Havana/The recent capture of Nicolás Maduro has once again put the close and opaque relationship between Caracas and Havana in the spotlight. In this context, a source with access to the documents from the trial against Alejandro Gil Fernández – former deputy prime minister and former Minister of Economy of Cuba – has provided 14ymedio details of the provisional conclusions of the Attorney General’s Office (FGR), where Gil was accused, among other crimes, of espionage in favor of the United States intelligence services, with alleged strategic damage to the relationship with Venezuela.
According to the report signed by Edward Roberts Campbellchief prosecutor of the Directorate for Combating Corruption and Illegalities, Gil would have delivered to “an unidentified agent, but presumably belonging to the CIA,” classified information that compromised “Venezuelan national security.” The document maintains that it was sensitive data on political, economic and military cooperation between Cuba and the Maduro regime.
Among the leaked information are economic transactions between Cuba and Venezuela, the location of financial reserves, commercial agreements linked to oil exchange and the sending of Cuban medical brigades, as well as triangulation schemes of financial operations and names of foreign agencies involved in the final destination of Venezuelan crude oil.
The accusation also included the support of the Cuban Government in terms of cybersecurity and counterespionage to the Venezuelan intelligence services, and personal data of Nicolás Maduro himself. According to the source, Gil would have provided information about the president’s family, his home, his assets in Venezuela and abroad – including Cuba -, including very sensitive details about the Chavista leader’s security ring made up of several dozen Cuban soldiers belonging to the Ministry of the Interior and the Revolutionary Armed Forces.
/ X / Nicolás Maduro
“These acts are considered a betrayal of the trust placed in him by the Cuban Government and, specifically, by State Security,” said the accusation, which describes the conduct as espionage in favor of the US intelligence services, with the aim of “undermining Venezuelan sovereignty and overthrowing its legitimate president through a coup d’état.”
However, the very development of the case reveals contradictions that are difficult to ignore. According to the testimony to which he had access 14ymedioit was initially planned that it would be Miguel Díaz-Canel who would meet with Maduro in August 2022, as part of a presidential tour of several countries in Latin America and the Caribbean. However, it was State Security that recommended that Gil attend instead.
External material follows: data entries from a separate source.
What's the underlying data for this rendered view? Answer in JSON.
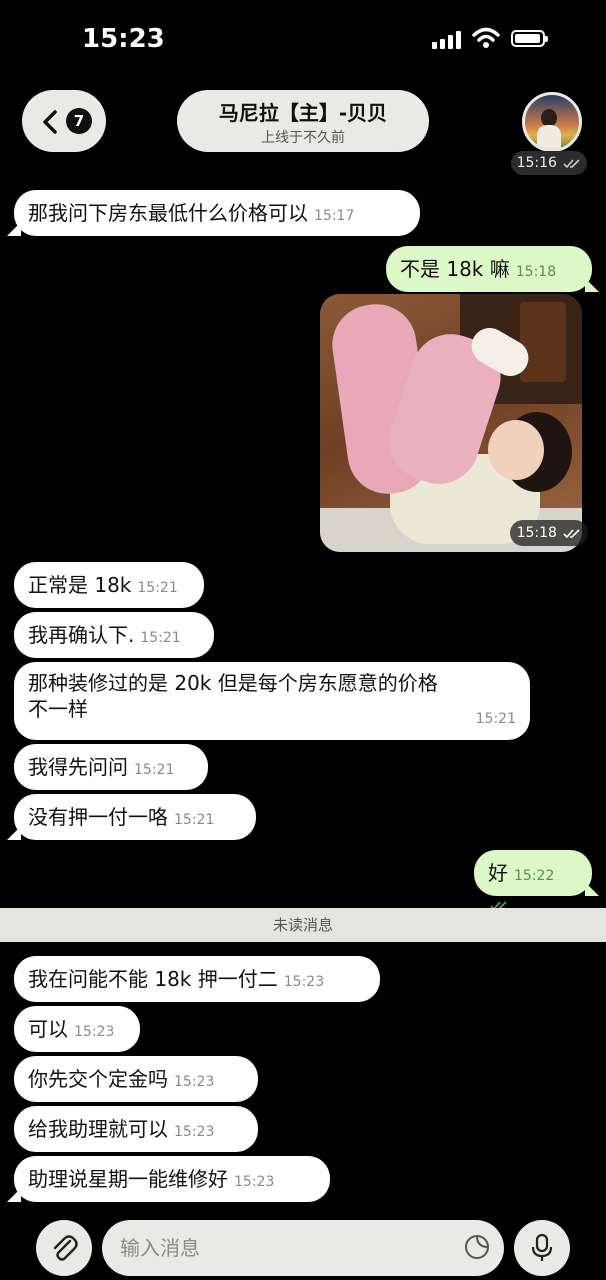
{
  "status_bar": {
    "time": "15:23",
    "icons": [
      "signal-icon",
      "wifi-icon",
      "battery-icon"
    ]
  },
  "header": {
    "back_badge": "7",
    "title": "马尼拉【主】-贝贝",
    "subtitle": "上线于不久前",
    "avatar_time": "15:16"
  },
  "messages": [
    {
      "text": "那我问下房东最低什么价格可以",
      "time": "15:17",
      "side": "in"
    },
    {
      "text": "不是 18k 嘛",
      "time": "15:18",
      "side": "out"
    },
    {
      "type": "photo",
      "time": "15:18",
      "side": "out"
    },
    {
      "text": "正常是 18k",
      "time": "15:21",
      "side": "in"
    },
    {
      "text": "我再确认下.",
      "time": "15:21",
      "side": "in"
    },
    {
      "text_line1": "那种装修过的是 20k  但是每个房东愿意的价格",
      "text_line2": "不一样",
      "time": "15:21",
      "side": "in"
    },
    {
      "text": "我得先问问",
      "time": "15:21",
      "side": "in"
    },
    {
      "text": "没有押一付一咯",
      "time": "15:21",
      "side": "in"
    },
    {
      "text": "好",
      "time": "15:22",
      "side": "out"
    },
    {
      "text": "我在问能不能 18k 押一付二",
      "time": "15:23",
      "side": "in"
    },
    {
      "text": "可以",
      "time": "15:23",
      "side": "in"
    },
    {
      "text": "你先交个定金吗",
      "time": "15:23",
      "side": "in"
    },
    {
      "text": "给我助理就可以",
      "time": "15:23",
      "side": "in"
    },
    {
      "text": "助理说星期一能维修好",
      "time": "15:23",
      "side": "in"
    }
  ],
  "unread_divider": "未读消息",
  "input": {
    "placeholder": "输入消息",
    "icons": [
      "paperclip-icon",
      "sticker-icon",
      "microphone-icon"
    ]
  },
  "colors": {
    "background": "#000000",
    "incoming_bubble": "#ffffff",
    "outgoing_bubble": "#dcf8c6",
    "read_check": "#4caf50"
  }
}
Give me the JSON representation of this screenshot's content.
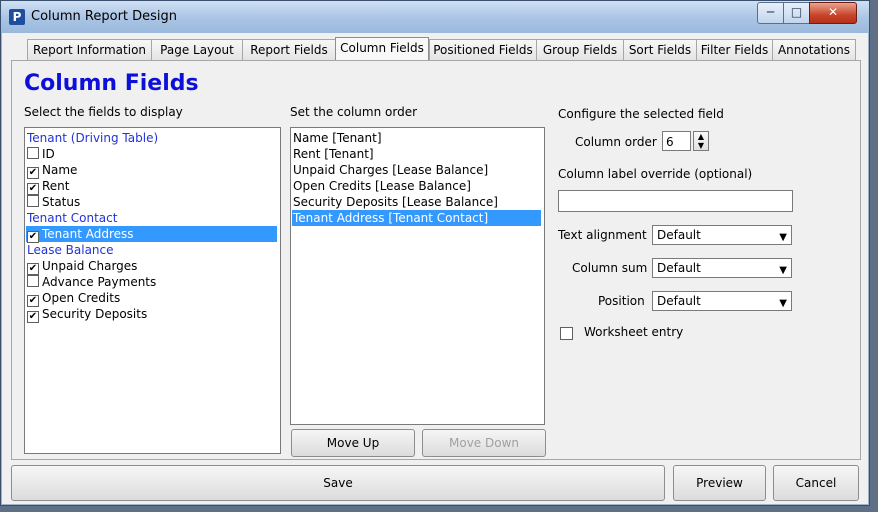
{
  "window": {
    "title": "Column Report Design",
    "app_icon": "P"
  },
  "tabs": [
    {
      "label": "Report Information"
    },
    {
      "label": "Page Layout"
    },
    {
      "label": "Report Fields"
    },
    {
      "label": "Column Fields"
    },
    {
      "label": "Positioned Fields"
    },
    {
      "label": "Group Fields"
    },
    {
      "label": "Sort Fields"
    },
    {
      "label": "Filter Fields"
    },
    {
      "label": "Annotations"
    }
  ],
  "heading": "Column Fields",
  "fields_panel": {
    "label": "Select the fields to display",
    "items": [
      {
        "type": "group",
        "label": "Tenant (Driving Table)"
      },
      {
        "type": "field",
        "label": "ID",
        "checked": false
      },
      {
        "type": "field",
        "label": "Name",
        "checked": true
      },
      {
        "type": "field",
        "label": "Rent",
        "checked": true
      },
      {
        "type": "field",
        "label": "Status",
        "checked": false
      },
      {
        "type": "group",
        "label": "Tenant Contact"
      },
      {
        "type": "field",
        "label": "Tenant Address",
        "checked": true,
        "selected": true
      },
      {
        "type": "group",
        "label": "Lease Balance"
      },
      {
        "type": "field",
        "label": "Unpaid Charges",
        "checked": true
      },
      {
        "type": "field",
        "label": "Advance Payments",
        "checked": false
      },
      {
        "type": "field",
        "label": "Open Credits",
        "checked": true
      },
      {
        "type": "field",
        "label": "Security Deposits",
        "checked": true
      }
    ]
  },
  "order_panel": {
    "label": "Set the column order",
    "items": [
      "Name [Tenant]",
      "Rent [Tenant]",
      "Unpaid Charges [Lease Balance]",
      "Open Credits [Lease Balance]",
      "Security Deposits [Lease Balance]",
      "Tenant Address [Tenant Contact]"
    ],
    "move_up": "Move Up",
    "move_down": "Move Down"
  },
  "config": {
    "label": "Configure the selected field",
    "column_order_label": "Column order",
    "column_order_value": "6",
    "override_label": "Column label override (optional)",
    "override_value": "",
    "text_alignment_label": "Text alignment",
    "text_alignment_value": "Default",
    "column_sum_label": "Column sum",
    "column_sum_value": "Default",
    "position_label": "Position",
    "position_value": "Default",
    "worksheet_label": "Worksheet entry"
  },
  "footer": {
    "save": "Save",
    "preview": "Preview",
    "cancel": "Cancel"
  },
  "colors": {
    "heading": "#0d10d8",
    "selection": "#3399ff",
    "group_text": "#2333d6"
  }
}
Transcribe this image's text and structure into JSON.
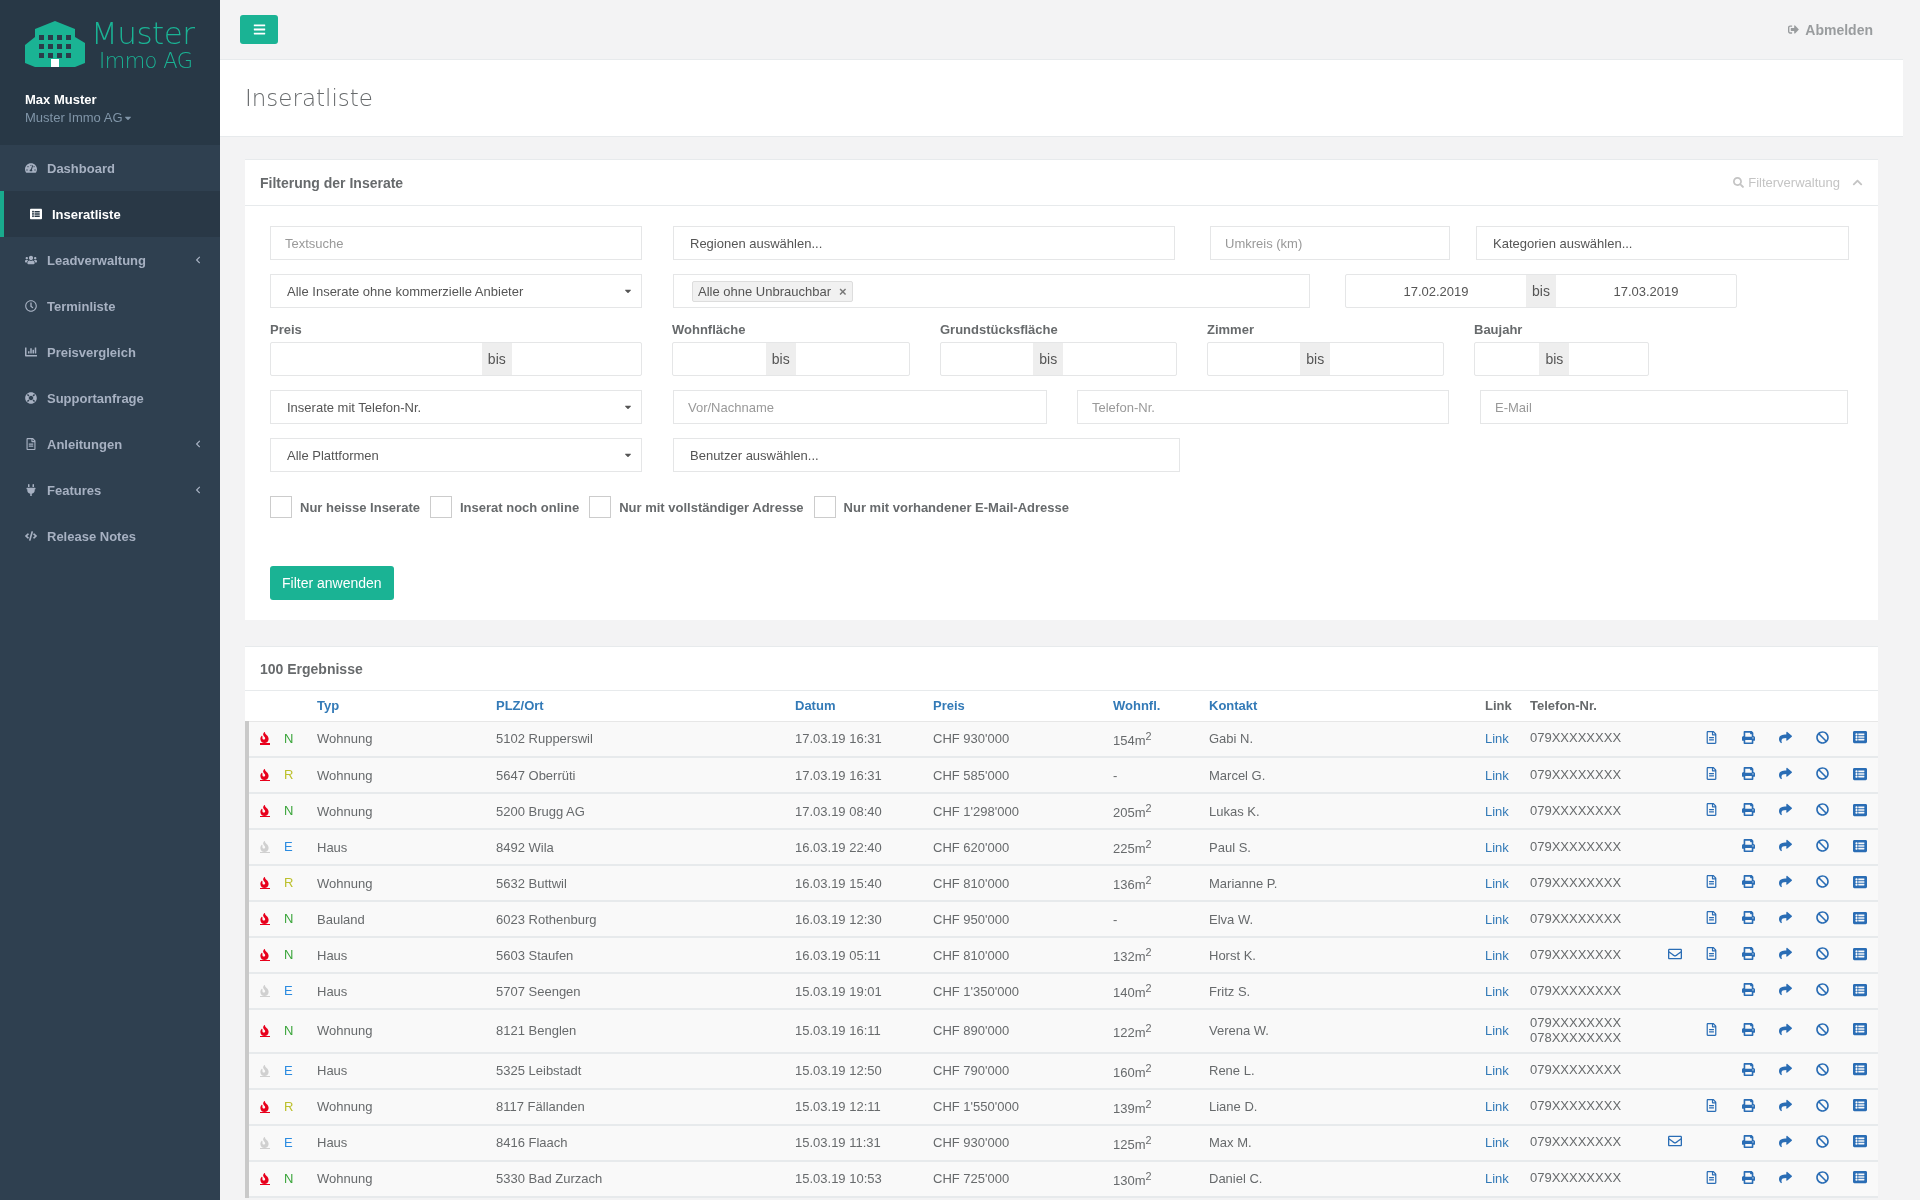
{
  "topbar": {
    "logout": "Abmelden"
  },
  "sidebar": {
    "brand": {
      "line1": "Muster",
      "line2": "Immo AG"
    },
    "user": {
      "name": "Max Muster",
      "company": "Muster Immo AG"
    },
    "items": [
      {
        "label": "Dashboard",
        "selected": false,
        "submenu": false
      },
      {
        "label": "Inseratliste",
        "selected": true,
        "submenu": false
      },
      {
        "label": "Leadverwaltung",
        "selected": false,
        "submenu": true
      },
      {
        "label": "Terminliste",
        "selected": false,
        "submenu": false
      },
      {
        "label": "Preisvergleich",
        "selected": false,
        "submenu": false
      },
      {
        "label": "Supportanfrage",
        "selected": false,
        "submenu": false
      },
      {
        "label": "Anleitungen",
        "selected": false,
        "submenu": true
      },
      {
        "label": "Features",
        "selected": false,
        "submenu": true
      },
      {
        "label": "Release Notes",
        "selected": false,
        "submenu": false
      }
    ]
  },
  "page_title": "Inseratliste",
  "filter": {
    "title": "Filterung der Inserate",
    "manager": "Filterverwaltung",
    "text_search": {
      "placeholder": "Textsuche"
    },
    "regions": {
      "prompt": "Regionen auswählen..."
    },
    "radius": {
      "placeholder": "Umkreis (km)"
    },
    "categories": {
      "prompt": "Kategorien auswählen..."
    },
    "provider_select": {
      "value": "Alle Inserate ohne kommerzielle Anbieter"
    },
    "status_tags": [
      {
        "label": "Alle ohne Unbrauchbar",
        "remove": "×"
      }
    ],
    "date_range": {
      "from": "17.02.2019",
      "separator": "bis",
      "to": "17.03.2019"
    },
    "ranges": [
      {
        "label": "Preis",
        "separator": "bis"
      },
      {
        "label": "Wohnfläche",
        "separator": "bis"
      },
      {
        "label": "Grundstücksfläche",
        "separator": "bis"
      },
      {
        "label": "Zimmer",
        "separator": "bis"
      },
      {
        "label": "Baujahr",
        "separator": "bis"
      }
    ],
    "phone_select": {
      "value": "Inserate mit Telefon-Nr."
    },
    "name": {
      "placeholder": "Vor/Nachname"
    },
    "phone": {
      "placeholder": "Telefon-Nr."
    },
    "email": {
      "placeholder": "E-Mail"
    },
    "platform_select": {
      "value": "Alle Plattformen"
    },
    "users": {
      "prompt": "Benutzer auswählen..."
    },
    "checkboxes": [
      {
        "label": "Nur heisse Inserate",
        "checked": false
      },
      {
        "label": "Inserat noch online",
        "checked": false
      },
      {
        "label": "Nur mit vollständiger Adresse",
        "checked": false
      },
      {
        "label": "Nur mit vorhandener E-Mail-Adresse",
        "checked": false
      }
    ],
    "apply_button": "Filter anwenden"
  },
  "results": {
    "title": "100 Ergebnisse",
    "columns": [
      {
        "label": "Typ",
        "sortable": true
      },
      {
        "label": "PLZ/Ort",
        "sortable": true
      },
      {
        "label": "Datum",
        "sortable": true
      },
      {
        "label": "Preis",
        "sortable": true
      },
      {
        "label": "Wohnfl.",
        "sortable": true
      },
      {
        "label": "Kontakt",
        "sortable": true
      },
      {
        "label": "Link",
        "sortable": false
      },
      {
        "label": "Telefon-Nr.",
        "sortable": false
      }
    ],
    "rows": [
      {
        "hot": true,
        "status": {
          "letter": "N",
          "color": "#3aa53a"
        },
        "type": "Wohnung",
        "location": "5102 Rupperswil",
        "date": "17.03.19 16:31",
        "price": "CHF 930'000",
        "area": "154m$^{2}$",
        "contact": "Gabi N.",
        "link": "Link",
        "phones": [
          "079XXXXXXXX"
        ],
        "mail": false,
        "document": true
      },
      {
        "hot": true,
        "status": {
          "letter": "R",
          "color": "#bcc02c"
        },
        "type": "Wohnung",
        "location": "5647 Oberrüti",
        "date": "17.03.19 16:31",
        "price": "CHF 585'000",
        "area": "-",
        "contact": "Marcel G.",
        "link": "Link",
        "phones": [
          "079XXXXXXXX"
        ],
        "mail": false,
        "document": true
      },
      {
        "hot": true,
        "status": {
          "letter": "N",
          "color": "#3aa53a"
        },
        "type": "Wohnung",
        "location": "5200 Brugg AG",
        "date": "17.03.19 08:40",
        "price": "CHF 1'298'000",
        "area": "205m$^{2}$",
        "contact": "Lukas K.",
        "link": "Link",
        "phones": [
          "079XXXXXXXX"
        ],
        "mail": false,
        "document": true
      },
      {
        "hot": false,
        "status": {
          "letter": "E",
          "color": "#2b8be0"
        },
        "type": "Haus",
        "location": "8492 Wila",
        "date": "16.03.19 22:40",
        "price": "CHF 620'000",
        "area": "225m$^{2}$",
        "contact": "Paul S.",
        "link": "Link",
        "phones": [
          "079XXXXXXXX"
        ],
        "mail": false,
        "document": false
      },
      {
        "hot": true,
        "status": {
          "letter": "R",
          "color": "#bcc02c"
        },
        "type": "Wohnung",
        "location": "5632 Buttwil",
        "date": "16.03.19 15:40",
        "price": "CHF 810'000",
        "area": "136m$^{2}$",
        "contact": "Marianne P.",
        "link": "Link",
        "phones": [
          "079XXXXXXXX"
        ],
        "mail": false,
        "document": true
      },
      {
        "hot": true,
        "status": {
          "letter": "N",
          "color": "#3aa53a"
        },
        "type": "Bauland",
        "location": "6023 Rothenburg",
        "date": "16.03.19 12:30",
        "price": "CHF 950'000",
        "area": "-",
        "contact": "Elva W.",
        "link": "Link",
        "phones": [
          "079XXXXXXXX"
        ],
        "mail": false,
        "document": true
      },
      {
        "hot": true,
        "status": {
          "letter": "N",
          "color": "#3aa53a"
        },
        "type": "Haus",
        "location": "5603 Staufen",
        "date": "16.03.19 05:11",
        "price": "CHF 810'000",
        "area": "132m$^{2}$",
        "contact": "Horst K.",
        "link": "Link",
        "phones": [
          "079XXXXXXXX"
        ],
        "mail": true,
        "document": true
      },
      {
        "hot": false,
        "status": {
          "letter": "E",
          "color": "#2b8be0"
        },
        "type": "Haus",
        "location": "5707 Seengen",
        "date": "15.03.19 19:01",
        "price": "CHF 1'350'000",
        "area": "140m$^{2}$",
        "contact": "Fritz S.",
        "link": "Link",
        "phones": [
          "079XXXXXXXX"
        ],
        "mail": false,
        "document": false
      },
      {
        "hot": true,
        "status": {
          "letter": "N",
          "color": "#3aa53a"
        },
        "type": "Wohnung",
        "location": "8121 Benglen",
        "date": "15.03.19 16:11",
        "price": "CHF 890'000",
        "area": "122m$^{2}$",
        "contact": "Verena W.",
        "link": "Link",
        "phones": [
          "079XXXXXXXX",
          "078XXXXXXXX"
        ],
        "mail": false,
        "document": true
      },
      {
        "hot": false,
        "status": {
          "letter": "E",
          "color": "#2b8be0"
        },
        "type": "Haus",
        "location": "5325 Leibstadt",
        "date": "15.03.19 12:50",
        "price": "CHF 790'000",
        "area": "160m$^{2}$",
        "contact": "Rene L.",
        "link": "Link",
        "phones": [
          "079XXXXXXXX"
        ],
        "mail": false,
        "document": false
      },
      {
        "hot": true,
        "status": {
          "letter": "R",
          "color": "#bcc02c"
        },
        "type": "Wohnung",
        "location": "8117 Fällanden",
        "date": "15.03.19 12:11",
        "price": "CHF 1'550'000",
        "area": "139m$^{2}$",
        "contact": "Liane D.",
        "link": "Link",
        "phones": [
          "079XXXXXXXX"
        ],
        "mail": false,
        "document": true
      },
      {
        "hot": false,
        "status": {
          "letter": "E",
          "color": "#2b8be0"
        },
        "type": "Haus",
        "location": "8416 Flaach",
        "date": "15.03.19 11:31",
        "price": "CHF 930'000",
        "area": "125m$^{2}$",
        "contact": "Max M.",
        "link": "Link",
        "phones": [
          "079XXXXXXXX"
        ],
        "mail": true,
        "document": false
      },
      {
        "hot": true,
        "status": {
          "letter": "N",
          "color": "#3aa53a"
        },
        "type": "Wohnung",
        "location": "5330 Bad Zurzach",
        "date": "15.03.19 10:53",
        "price": "CHF 725'000",
        "area": "130m$^{2}$",
        "contact": "Daniel C.",
        "link": "Link",
        "phones": [
          "079XXXXXXXX"
        ],
        "mail": false,
        "document": true
      }
    ]
  }
}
“It was argued that, due to his performance and the high trust placed in him as a cadre of the Revolution, he deserved that meeting,” explains the source, who adds that the visit should be used for meetings with other high-ranking Venezuelan officials, including the Minister of Economy. The decision is striking, given that a meeting between heads of state is not usually delegated to a sectoral minister.
State Security had been investigating Gil for at least four years, which would place suspicions since 2020
The source clarifies that he only had access to the prosecutor’s accusation and that he does not know if the alleged espionage on the Venezuelan matter was proven during the trial. “I cannot say whether these events were brought to trial with conclusive evidence or whether it was proven that Gil handed over sensitive information about Venezuela to the CIA,” he says. Nor does he have details on the basis of the sentence to life sentence issued by the Supreme Court.
The chronology of the case reinforces the doubts. Official programs such as Reasons for Cuba They have maintained that State Security had been investigating Gil for at least four years, which would place the suspicions since 2020. Even so, in August 2022 Gil met with Maduro at the Miraflores Palace, a meeting that was widely reported by the official Cuban and Venezuelan press, and publicly celebrated by the Chavista president himself on social networks.
Months later, in November of that same year, Gil accompanied Díaz-Canel on a tour of China, Algeria, Russia and Türkiye. In July 2023, he was also authorized to travel to New York as the sole representative of Cuba before the UN General Assembly. “If there were solid signs of espionage, these decisions do not hold up from a counterintelligence point of view,” the source points out.
The trial of Alejandro Gil, far from clarifying the facts, reveals a plot where Venezuela, Maduro and Cuban security are intertwined in a story full of gaps. Today, after the capture of the Chavista leader, these gaps weigh more than ever. Because if Gil was a spy, he was so with an inexplicable freedom; and if he was not, his conviction reveals how far a system can go when it needs a visible culprit to protect those who operate at the heights of power.